According to the council, its final 2024 budget package deliberations and amendments “reduced the projected deficit in 2025 from $247 million to $218 million” — “but there is still a substantial amount of work to be done,” a council briefing says.
Part of that work could be legislation to tap into new sources of revenue in Seattle.
CHS reported here in August on options identified by Mayor Bruce Harrell’s Revenue Stabilization Workgroup. “New revenue is critical to creating a resilient economy and avoiding an all-austerity budget, which we know harms families, businesses, and slows growth,” outgoing council budget chair Teresa Mosqueda said earlier this year.
The city says the group came up with a list of over “60 potential ideas,” and then used evaluation criteria to narrow the list to nine new or expanded taxes, “all of which are options – not recommendations – that the City may consider implementing.”
Revenue Stabilization Workgroup Options
- Changes to JumpStart Payroll Expense Tax;
- City-level Capital Gains Tax;
- High CEO Pay Ratio Tax;
- Vacancy Tax;
- Progressive Real Estate Excise Tax;
- Estate Tax;
- Inheritance Tax;
- Congestion Tax; and
- Income Tax.
The full workgroup report is embedded below with details on each of the possible alternative revenue opportunities.
UPDATE: That was fast.
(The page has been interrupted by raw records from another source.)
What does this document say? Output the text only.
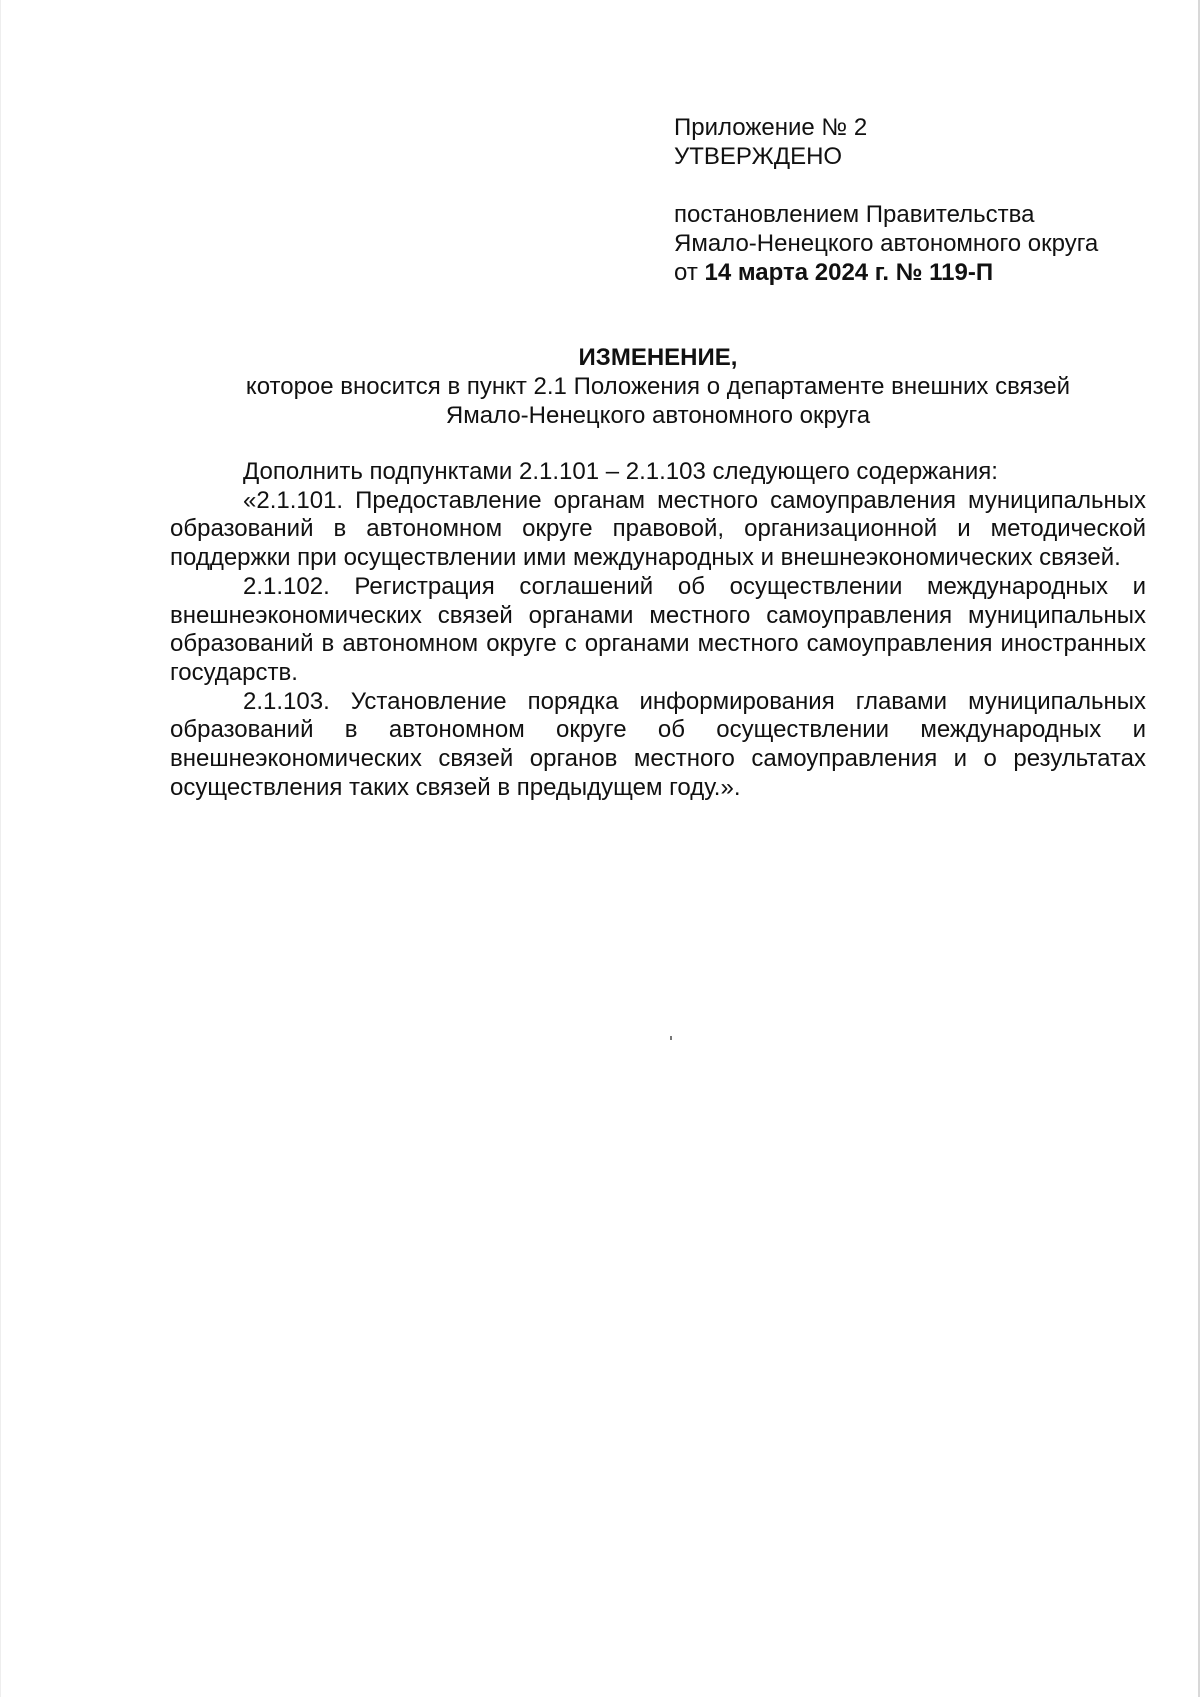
Приложение № 2
УТВЕРЖДЕНО
постановлением Правительства
Ямало-Ненецкого автономного округа
от 14 марта 2024 г. № 119-П
ИЗМЕНЕНИЕ,
которое вносится в пункт 2.1 Положения о департаменте внешних связей
Ямало-Ненецкого автономного округа

Дополнить подпунктами 2.1.101 – 2.1.103 следующего содержания:

«2.1.101. Предоставление органам местного самоуправления муниципальных образований в автономном округе правовой, организационной и методической поддержки при осуществлении ими международных и внешнеэкономических связей.

2.1.102. Регистрация соглашений об осуществлении международных и внешнеэкономических связей органами местного самоуправления муниципальных образований в автономном округе с органами местного самоуправления иностранных государств.

2.1.103. Установление порядка информирования главами муниципальных образований в автономном округе об осуществлении международных и внешнеэкономических связей органов местного самоуправления и о результатах осуществления таких связей в предыдущем году.».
The committee passed two pieces of legislation Thursday:
- The Fiscal Transparency Ordinance would, among other things, make changes to the Seattle Municipal Code to establish fiscal transparency requirements from the City Budget Office to the City Council, create new reporting requirements that would give the Council more information about the financial impacts of proposed legislation before casting votes, and improve access to information.
- The Budget Process Resolution would make the first meaningful updates to the Council’s budget process, which has not been updated in 30 years. Among the enhancements, the resolution updates the process for mid-year budget changes, outlines a new process to increase collaboration between the Council and Mayor for managing reserves, and creates additional financial reporting requirements to increase transparency.